21

5.4K 286 64
                                    

   "Nereye gidiyorsun lan?" Okulun yanındaki büyükçe parkta ağaçların arasına doğru giderken arkasında yürümeye devam ediyordum. Elini arkaya uzatıp tutmam için beklediğinde eline vurup reddettim ve önüne geçtim. Biraz yavaş olma planlarımın hepsini bertaraf etmek için uğraşıyordu. Bu yüzden kendime sınır koymam gerekiyordu.

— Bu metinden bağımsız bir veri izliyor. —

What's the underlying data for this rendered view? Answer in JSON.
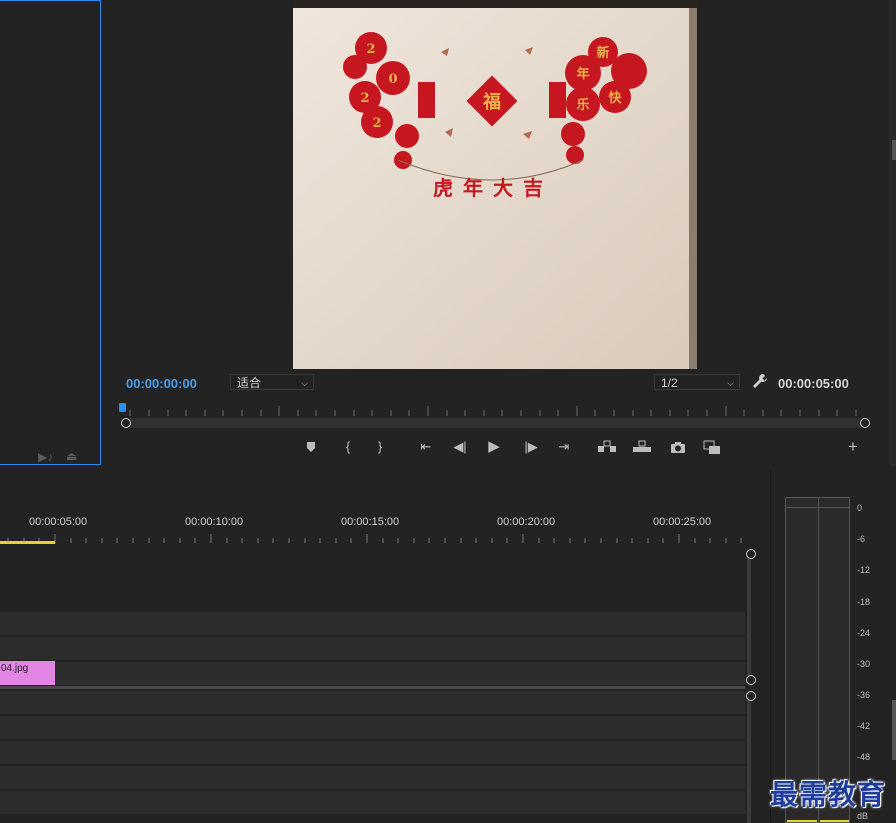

   "Niye tutmadın elimi?" Ben ileride durup ağaca yaslanırken o az önceki yerinden yüzüme bakıp konuşmuştu. "Çünkü kamusal alandayız ve neden tutayım?" Çocuk gibiydi, amına koyayım. Bakışları, düşüncesizce hareket etmesine sebep olan cesareti ve mızmız sesi ile tam bir çocuğa benziyordu.

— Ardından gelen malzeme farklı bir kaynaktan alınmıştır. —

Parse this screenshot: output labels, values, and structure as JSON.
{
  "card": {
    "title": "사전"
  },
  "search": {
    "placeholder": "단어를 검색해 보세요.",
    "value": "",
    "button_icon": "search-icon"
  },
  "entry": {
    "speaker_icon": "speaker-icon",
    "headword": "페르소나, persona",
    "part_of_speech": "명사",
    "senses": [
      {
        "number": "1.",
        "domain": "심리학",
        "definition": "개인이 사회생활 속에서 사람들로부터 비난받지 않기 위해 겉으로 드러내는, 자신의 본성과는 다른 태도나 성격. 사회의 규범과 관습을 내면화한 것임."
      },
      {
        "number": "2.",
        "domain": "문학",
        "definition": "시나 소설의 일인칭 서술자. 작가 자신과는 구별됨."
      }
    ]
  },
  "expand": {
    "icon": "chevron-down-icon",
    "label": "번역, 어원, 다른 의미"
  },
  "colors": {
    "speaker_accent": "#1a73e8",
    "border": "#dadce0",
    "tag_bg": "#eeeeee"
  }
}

   "Yine mi şu sıfat meselesi?" Yanıma doğru adımlamaya başladı ve tam önümde durarak çatık kaşları eşliğinde konuşmaya devam etti. "Gayim ya da biseksüelim, ben bu kadar umursamazken sen neden endişeleniyorsun anlayamıyorum." Sözleri beni yine şaşırtmamıştı. Gerçekten tam bir çocuktu. Elini sobaya değdirmeden bunu yapmaması gerektiğini anlayamıyordu. İnsanlar öğrendiğinde ve çoğunluk tarafından homofobiye maruz kaldığında anlayacaktı herhalde dikkatli olması gerektiğini.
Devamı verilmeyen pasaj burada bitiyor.